Кароль округляет ротик.

– Ты что, купил их в том дурацком магазине, где продают черте что?

С тех пор, как она обнаружила среди сухой клюквы обломок чьего-то ногтя, мы дали себе слово, что никогда ноги нашей не будет в этой дешевой лавке. Впрочем, я этому обещанию не изменил.

– Говорила тебе, что покупать можно только в магазине «Овощи – фрукты».

Я вновь хмурю брови. Я нервничаю.

– Думаешь, это какое-то тропическое насекомое-паразит или что?

Поскольку она не в состоянии рассеять мои сомнения, я заявляю, что срочно иду искать дезинфицирующее средство. В ванной Жозиан вытирает бокалы туалетной бумагой. Я замечаю ей походя, что хозяйка из нее – так себе. Она спрашивает, что мне надо. «Мазь мне нужна», – говорю я ей и показываю свой палец. Она отходит на полшага, затем ставит стакан и берет мою ладонь:

– Ой, что это?

Я вздыхаю.

– А как по-твоему? Аллергический отек на нервной почве. Видишь, до чего ты меня довела?

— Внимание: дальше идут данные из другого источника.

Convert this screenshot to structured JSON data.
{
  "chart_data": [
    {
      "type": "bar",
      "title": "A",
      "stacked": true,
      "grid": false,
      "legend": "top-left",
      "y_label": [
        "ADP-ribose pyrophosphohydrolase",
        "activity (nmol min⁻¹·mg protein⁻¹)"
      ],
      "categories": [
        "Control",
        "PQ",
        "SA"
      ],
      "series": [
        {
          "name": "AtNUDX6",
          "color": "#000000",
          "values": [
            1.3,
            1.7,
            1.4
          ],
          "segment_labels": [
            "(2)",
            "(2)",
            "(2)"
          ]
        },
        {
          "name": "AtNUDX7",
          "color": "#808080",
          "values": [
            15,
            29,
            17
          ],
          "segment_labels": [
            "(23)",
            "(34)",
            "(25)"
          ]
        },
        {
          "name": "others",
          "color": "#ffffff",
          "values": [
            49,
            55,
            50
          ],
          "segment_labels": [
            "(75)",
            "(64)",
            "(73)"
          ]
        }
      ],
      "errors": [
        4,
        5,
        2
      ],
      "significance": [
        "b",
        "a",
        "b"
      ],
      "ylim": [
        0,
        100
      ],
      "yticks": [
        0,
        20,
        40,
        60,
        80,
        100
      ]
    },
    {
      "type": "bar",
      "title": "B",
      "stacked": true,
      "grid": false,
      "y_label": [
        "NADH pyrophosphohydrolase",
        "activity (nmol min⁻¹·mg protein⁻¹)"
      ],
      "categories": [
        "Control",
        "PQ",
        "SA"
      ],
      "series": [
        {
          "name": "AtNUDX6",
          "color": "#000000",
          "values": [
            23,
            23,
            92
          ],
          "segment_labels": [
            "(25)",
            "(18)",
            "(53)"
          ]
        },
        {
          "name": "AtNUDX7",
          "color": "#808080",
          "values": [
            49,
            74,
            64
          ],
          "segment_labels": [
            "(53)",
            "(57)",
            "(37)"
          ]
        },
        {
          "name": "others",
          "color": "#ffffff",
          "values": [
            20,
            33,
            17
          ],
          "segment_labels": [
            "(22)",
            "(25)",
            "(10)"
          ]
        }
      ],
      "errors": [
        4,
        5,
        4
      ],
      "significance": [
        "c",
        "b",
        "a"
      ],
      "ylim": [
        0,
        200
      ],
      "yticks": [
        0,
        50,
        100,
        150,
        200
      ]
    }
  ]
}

Она бросает взгляд на незакрытую дверь. Бретелька на ее платье сползла с плеча. Я поднимаю бретельку и глажу ее щеку своей нетронутой рукой. И читаю по ее губам: «До среды». Она отдает мне тюбик увлажняющего крема и выходит с тремя плохо вымытыми стаканами из ванной. Я выдавливаю немного крема на свой палец, но дальше то, что происходит со мной, становится подозрительным. В какой-то момент я думаю, что у меня действительно возник аллергический отек из-за переживаний на любовной почве. Но очень скоро я вспоминаю, что я подхватил какое-то вредное насекомое из мешка с немытыми семенами, или ядовитого червя, или патогенную бактерию. В течение нескольких секунд, кажущихся мне вечностью, я пытаюсь вспомнить огромный рот Мириам. Мне срочно нужно облокотиться на прилавок поскольку от груза лжи у меня кружится голова, и сознание мое словно четвертовали. Мне звонят, вопят, что голодны, я беру себя в руки. Я обдаю лицо холодной водой, вытираюсь полотенцем и, не задерживаясь, иду к ним.